As shown above, we can see Claude independently called multiple tools. Like we guided in the previous example, it first listed all data tables in this database, then explored the format of the events table, wrote and executed SQL queries, and finally visualized through React. The entire process had no pauses or interventions (except for user confirmations required for security). AI completely conducted autonomous planning, autonomous decision-making, and achieved the same results as our previous method.

The bad news is that open-source models currently don’t support this kind of multi-round decision-making agent, so in this specific example, we can only use closed-source commercial models and cannot guarantee data stays local. The good news is that this isn’t a limitation of LLMs, but rather that open-source tools’ implementation temporarily doesn’t include this kind of multi-round decision-making agent. Therefore, with Claude Desktop adding this functionality, I believe the open-source community will quickly catch up.

Another noteworthy point is that Claude Desktop uses an open protocol called Model Context Protocol. This is an open standard advocated by Anthropic for agent-LLM communication. It was just released, so there are only some reference implementations. The SQLite agent we used in this example is a reference implementation of MCP. Whether it will become the de facto standard in the AI agent field still has great uncertainty, but this at least indicates that the process of agent interface standardization has begun. When agent interfaces are unified in the future, their sharing and reuse will become more convenient.

Another interesting technology is Computer Use. It’s still based on the basic idea of multi-round decision-making agents, but has a quite important change in that it provides agents for screenshot and mouse click operations. Such agents, combined with multimodal LLMs that can understand images, enable AI to understand image content and interact with GUIs. Although not particularly important in our specific example, it still has profound implications for automating other GUI applications. Interested students can read more about it here: https://docs.anthropic.com/en/docs/build-with-claude/computer-use.

Summary and Reflection

Agents are a unique, powerful special element of LLMs. Based on different agent capabilities, LLM usage can be divided into three levels.
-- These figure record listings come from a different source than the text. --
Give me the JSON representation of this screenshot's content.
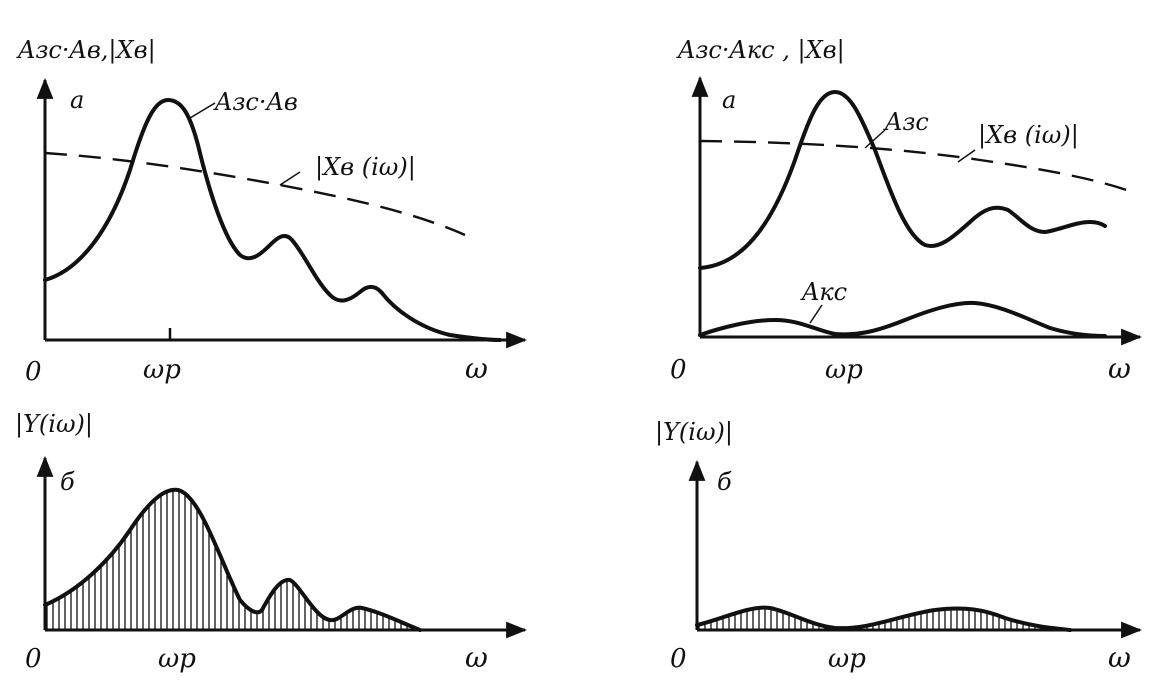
{
  "panels": {
    "top_left": {
      "y_label": "Aзс·Aв,|Xв|",
      "tag": "a",
      "curve_label": "Aзс·Aв",
      "dashed_label": "|Xв (iω)|",
      "origin": "0",
      "x_label": "ω",
      "tick_label": "ωp"
    },
    "top_right": {
      "y_label": "Aзс·Aкс , |Xв|",
      "tag": "a",
      "curve1_label": "Aзс",
      "curve2_label": "Aкс",
      "dashed_label": "|Xв (iω)|",
      "origin": "0",
      "x_label": "ω",
      "tick_label": "ωp"
    },
    "bottom_left": {
      "y_label": "|Y(iω)|",
      "tag": "б",
      "origin": "0",
      "x_label": "ω",
      "tick_label": "ωp"
    },
    "bottom_right": {
      "y_label": "|Y(iω)|",
      "tag": "б",
      "origin": "0",
      "x_label": "ω",
      "tick_label": "ωp"
    }
  }
}
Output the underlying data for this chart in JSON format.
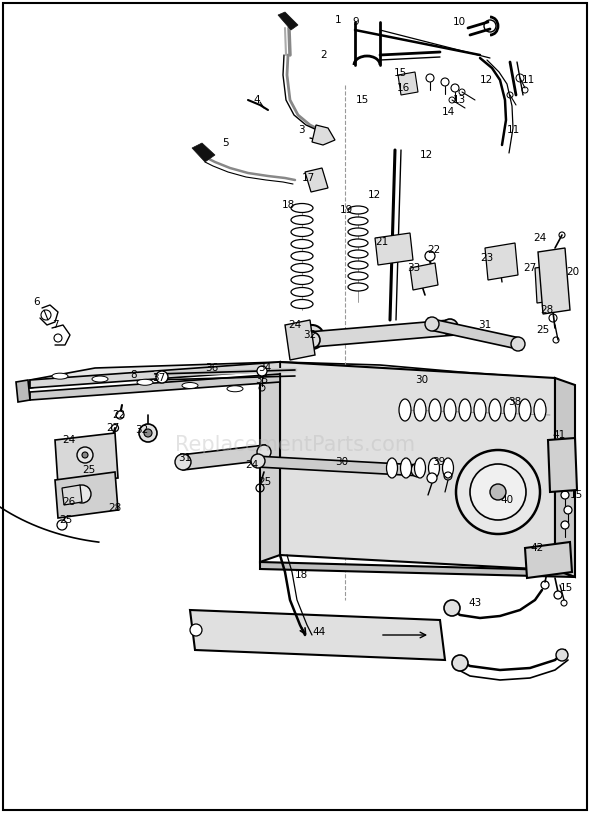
{
  "bg": "#ffffff",
  "lc": "#000000",
  "wm_text": "ReplacementParts.com",
  "wm_color": "#bbbbbb",
  "fig_w": 5.9,
  "fig_h": 8.13,
  "dpi": 100
}
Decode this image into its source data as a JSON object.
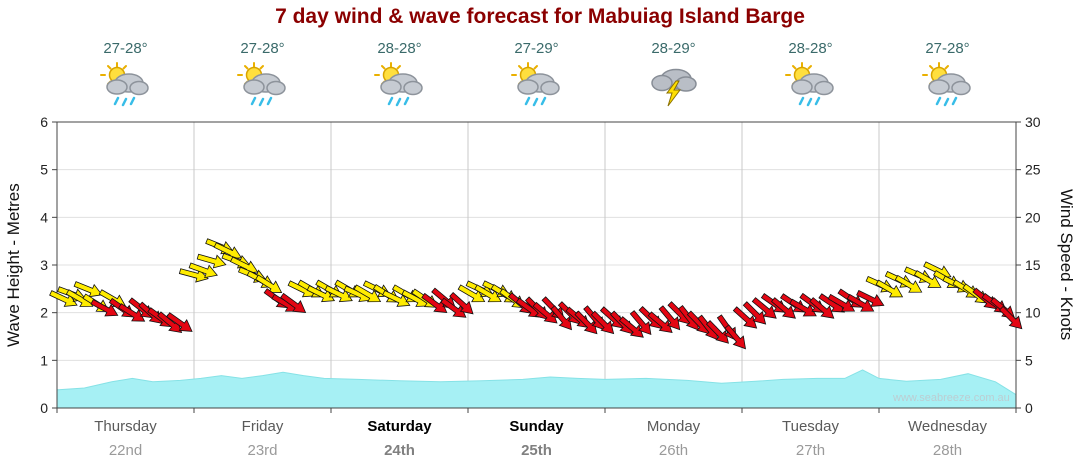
{
  "title": "7 day wind & wave forecast for Mabuiag Island Barge",
  "watermark": "www.seabreeze.com.au",
  "left_axis": {
    "label": "Wave Height - Metres",
    "ticks": [
      0,
      1,
      2,
      3,
      4,
      5,
      6
    ]
  },
  "right_axis": {
    "label": "Wind Speed - Knots",
    "ticks": [
      0,
      5,
      10,
      15,
      20,
      25,
      30
    ]
  },
  "colors": {
    "title": "#8b0000",
    "wave_fill": "#a6f0f4",
    "wave_edge": "#86e2e6",
    "arrow_yellow": "#ffec00",
    "arrow_red": "#e30613",
    "grid": "#e0e0e0",
    "day_separator": "#c8c8c8",
    "axis": "#444444"
  },
  "days": [
    {
      "name": "Thursday",
      "date": "22nd",
      "temp": "27-28°",
      "icon": "sun-cloud-rain",
      "weekend": false
    },
    {
      "name": "Friday",
      "date": "23rd",
      "temp": "27-28°",
      "icon": "sun-cloud-rain",
      "weekend": false
    },
    {
      "name": "Saturday",
      "date": "24th",
      "temp": "28-28°",
      "icon": "sun-cloud-rain",
      "weekend": true
    },
    {
      "name": "Sunday",
      "date": "25th",
      "temp": "27-29°",
      "icon": "sun-cloud-rain",
      "weekend": true
    },
    {
      "name": "Monday",
      "date": "26th",
      "temp": "28-29°",
      "icon": "storm",
      "weekend": false
    },
    {
      "name": "Tuesday",
      "date": "27th",
      "temp": "28-28°",
      "icon": "sun-cloud-rain",
      "weekend": false
    },
    {
      "name": "Wednesday",
      "date": "28th",
      "temp": "27-28°",
      "icon": "sun-cloud-rain",
      "weekend": false
    }
  ],
  "chart_data": [
    {
      "type": "area",
      "name": "Wave Height",
      "ylabel": "Wave Height - Metres",
      "ylim": [
        0,
        6
      ],
      "x_unit": "days (0 = start Thursday)",
      "points": [
        [
          0,
          0.38
        ],
        [
          0.2,
          0.42
        ],
        [
          0.4,
          0.55
        ],
        [
          0.55,
          0.62
        ],
        [
          0.7,
          0.55
        ],
        [
          0.9,
          0.58
        ],
        [
          1.05,
          0.62
        ],
        [
          1.2,
          0.68
        ],
        [
          1.35,
          0.62
        ],
        [
          1.5,
          0.68
        ],
        [
          1.65,
          0.75
        ],
        [
          1.8,
          0.68
        ],
        [
          1.95,
          0.62
        ],
        [
          2.2,
          0.6
        ],
        [
          2.5,
          0.57
        ],
        [
          2.8,
          0.55
        ],
        [
          3.1,
          0.57
        ],
        [
          3.4,
          0.6
        ],
        [
          3.6,
          0.65
        ],
        [
          3.8,
          0.62
        ],
        [
          4.0,
          0.6
        ],
        [
          4.3,
          0.62
        ],
        [
          4.6,
          0.58
        ],
        [
          4.85,
          0.52
        ],
        [
          5.1,
          0.56
        ],
        [
          5.3,
          0.6
        ],
        [
          5.55,
          0.62
        ],
        [
          5.75,
          0.62
        ],
        [
          5.88,
          0.8
        ],
        [
          6.0,
          0.62
        ],
        [
          6.2,
          0.56
        ],
        [
          6.45,
          0.6
        ],
        [
          6.65,
          0.72
        ],
        [
          6.85,
          0.55
        ],
        [
          7.0,
          0.28
        ]
      ]
    },
    {
      "type": "scatter",
      "name": "Wind Speed (direction arrows)",
      "ylabel": "Wind Speed - Knots",
      "ylim": [
        0,
        30
      ],
      "point_format": [
        "day_t",
        "knots",
        "arrow_angle_deg_cw_from_east",
        "color_key"
      ],
      "color_map": {
        "y": "#ffec00",
        "r": "#e30613"
      },
      "points": [
        [
          0.04,
          11.5,
          25,
          "y"
        ],
        [
          0.1,
          12,
          20,
          "y"
        ],
        [
          0.16,
          11.5,
          30,
          "y"
        ],
        [
          0.22,
          12.5,
          22,
          "y"
        ],
        [
          0.28,
          11,
          32,
          "y"
        ],
        [
          0.34,
          10.5,
          28,
          "r"
        ],
        [
          0.4,
          11.5,
          30,
          "y"
        ],
        [
          0.47,
          10.5,
          35,
          "r"
        ],
        [
          0.54,
          10,
          32,
          "r"
        ],
        [
          0.61,
          10.5,
          38,
          "r"
        ],
        [
          0.68,
          10,
          42,
          "r"
        ],
        [
          0.75,
          9.5,
          36,
          "r"
        ],
        [
          0.82,
          9,
          40,
          "r"
        ],
        [
          0.89,
          9,
          35,
          "r"
        ],
        [
          0.99,
          14,
          15,
          "y"
        ],
        [
          1.06,
          14.5,
          20,
          "y"
        ],
        [
          1.12,
          15.5,
          16,
          "y"
        ],
        [
          1.18,
          17,
          22,
          "y"
        ],
        [
          1.24,
          16.5,
          26,
          "y"
        ],
        [
          1.3,
          15.5,
          20,
          "y"
        ],
        [
          1.36,
          15,
          26,
          "y"
        ],
        [
          1.42,
          14,
          22,
          "y"
        ],
        [
          1.48,
          13.5,
          28,
          "y"
        ],
        [
          1.54,
          13,
          32,
          "y"
        ],
        [
          1.6,
          11.5,
          36,
          "r"
        ],
        [
          1.66,
          11,
          30,
          "r"
        ],
        [
          1.72,
          11,
          36,
          "r"
        ],
        [
          1.78,
          12.5,
          26,
          "y"
        ],
        [
          1.85,
          12.5,
          30,
          "y"
        ],
        [
          1.92,
          12,
          26,
          "y"
        ],
        [
          1.98,
          12.5,
          30,
          "y"
        ],
        [
          2.05,
          12,
          26,
          "y"
        ],
        [
          2.12,
          12.5,
          30,
          "y"
        ],
        [
          2.19,
          12,
          24,
          "y"
        ],
        [
          2.26,
          12,
          30,
          "y"
        ],
        [
          2.33,
          12.5,
          26,
          "y"
        ],
        [
          2.4,
          12,
          32,
          "y"
        ],
        [
          2.47,
          11.5,
          26,
          "y"
        ],
        [
          2.54,
          12,
          30,
          "y"
        ],
        [
          2.61,
          11.5,
          28,
          "y"
        ],
        [
          2.68,
          11.5,
          34,
          "y"
        ],
        [
          2.75,
          11,
          36,
          "r"
        ],
        [
          2.82,
          11.5,
          40,
          "r"
        ],
        [
          2.89,
          10.5,
          36,
          "r"
        ],
        [
          2.95,
          11,
          42,
          "r"
        ],
        [
          3.02,
          12,
          30,
          "y"
        ],
        [
          3.08,
          12.5,
          25,
          "y"
        ],
        [
          3.14,
          12,
          30,
          "y"
        ],
        [
          3.2,
          12.5,
          26,
          "y"
        ],
        [
          3.26,
          12,
          32,
          "y"
        ],
        [
          3.32,
          11.5,
          36,
          "y"
        ],
        [
          3.38,
          11,
          40,
          "r"
        ],
        [
          3.44,
          10.5,
          36,
          "r"
        ],
        [
          3.5,
          10.5,
          45,
          "r"
        ],
        [
          3.56,
          10,
          40,
          "r"
        ],
        [
          3.62,
          10.5,
          46,
          "r"
        ],
        [
          3.68,
          9.5,
          50,
          "r"
        ],
        [
          3.74,
          10,
          45,
          "r"
        ],
        [
          3.8,
          9.5,
          40,
          "r"
        ],
        [
          3.86,
          9,
          46,
          "r"
        ],
        [
          3.92,
          9.5,
          50,
          "r"
        ],
        [
          3.98,
          9,
          45,
          "r"
        ],
        [
          4.05,
          9.5,
          42,
          "r"
        ],
        [
          4.12,
          9,
          46,
          "r"
        ],
        [
          4.19,
          8.5,
          40,
          "r"
        ],
        [
          4.26,
          9,
          50,
          "r"
        ],
        [
          4.33,
          9.5,
          44,
          "r"
        ],
        [
          4.4,
          9,
          40,
          "r"
        ],
        [
          4.47,
          9.5,
          50,
          "r"
        ],
        [
          4.54,
          10,
          45,
          "r"
        ],
        [
          4.61,
          9.5,
          52,
          "r"
        ],
        [
          4.68,
          9,
          46,
          "r"
        ],
        [
          4.75,
          8.5,
          52,
          "r"
        ],
        [
          4.82,
          8,
          46,
          "r"
        ],
        [
          4.89,
          8.5,
          55,
          "r"
        ],
        [
          4.95,
          7.5,
          50,
          "r"
        ],
        [
          5.02,
          9.5,
          42,
          "r"
        ],
        [
          5.09,
          10,
          45,
          "r"
        ],
        [
          5.16,
          10.5,
          40,
          "r"
        ],
        [
          5.23,
          11,
          35,
          "r"
        ],
        [
          5.3,
          10.5,
          40,
          "r"
        ],
        [
          5.37,
          11,
          34,
          "r"
        ],
        [
          5.44,
          10.5,
          30,
          "r"
        ],
        [
          5.51,
          11,
          36,
          "r"
        ],
        [
          5.58,
          10.5,
          40,
          "r"
        ],
        [
          5.65,
          11,
          34,
          "r"
        ],
        [
          5.72,
          11,
          30,
          "r"
        ],
        [
          5.79,
          11.5,
          34,
          "r"
        ],
        [
          5.86,
          11,
          30,
          "r"
        ],
        [
          5.93,
          11.5,
          26,
          "r"
        ],
        [
          6.0,
          13,
          24,
          "y"
        ],
        [
          6.07,
          12.5,
          30,
          "y"
        ],
        [
          6.14,
          13.5,
          25,
          "y"
        ],
        [
          6.21,
          13,
          30,
          "y"
        ],
        [
          6.28,
          14,
          24,
          "y"
        ],
        [
          6.35,
          13.5,
          30,
          "y"
        ],
        [
          6.42,
          14.5,
          26,
          "y"
        ],
        [
          6.49,
          13.5,
          30,
          "y"
        ],
        [
          6.56,
          13,
          26,
          "y"
        ],
        [
          6.63,
          12.5,
          32,
          "y"
        ],
        [
          6.7,
          12,
          36,
          "y"
        ],
        [
          6.77,
          11.5,
          40,
          "r"
        ],
        [
          6.84,
          11,
          36,
          "r"
        ],
        [
          6.9,
          10.5,
          40,
          "r"
        ],
        [
          6.96,
          9.5,
          45,
          "r"
        ]
      ]
    }
  ]
}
The first level is traditional AI that cannot use agents. In using these AIs, most of our energy is spent communicating how to do something, breaking down and refining problems. But even with such AI, we can already significantly enhance productivity through the Builder’s Mindset and the automation mindset.

When AI can use tools, it enters the second level. This means many essential deficiencies that AI alone cannot overcome can be easily solved. For example, it can access the internet and private data. And importantly, this tool usage has a compound effect. For instance, an AI with three skills isn’t just three times more productive than a single-skill AI; the combination between these three skills often brings exponential potential growth in depth and breadth.

Multi-round thinking and iteration capability further elevate AI’s abilities to the third level. On one hand, it greatly expands AI’s capability boundaries, making things that previously required complicated processes easy to achieve. Another very important impact is that it significantly reduces the interaction cost and barriers between us and AI. Previously, some tasks might have been within AI’s capabilities, but because they required providing complex background knowledge, we would still find it troublesome and ultimately choose to do it manually. But now, we can just say one sentence broadly stating what we want AI to do, and it can iterate thoughts independently, understand background knowledge, and ultimately complete the task.

Therefore, Agents represent a revolutionary advancement for AI. This is also a focus of competition among various companies. Let’s wait and see how the combination of Agents and AI will make our lives better.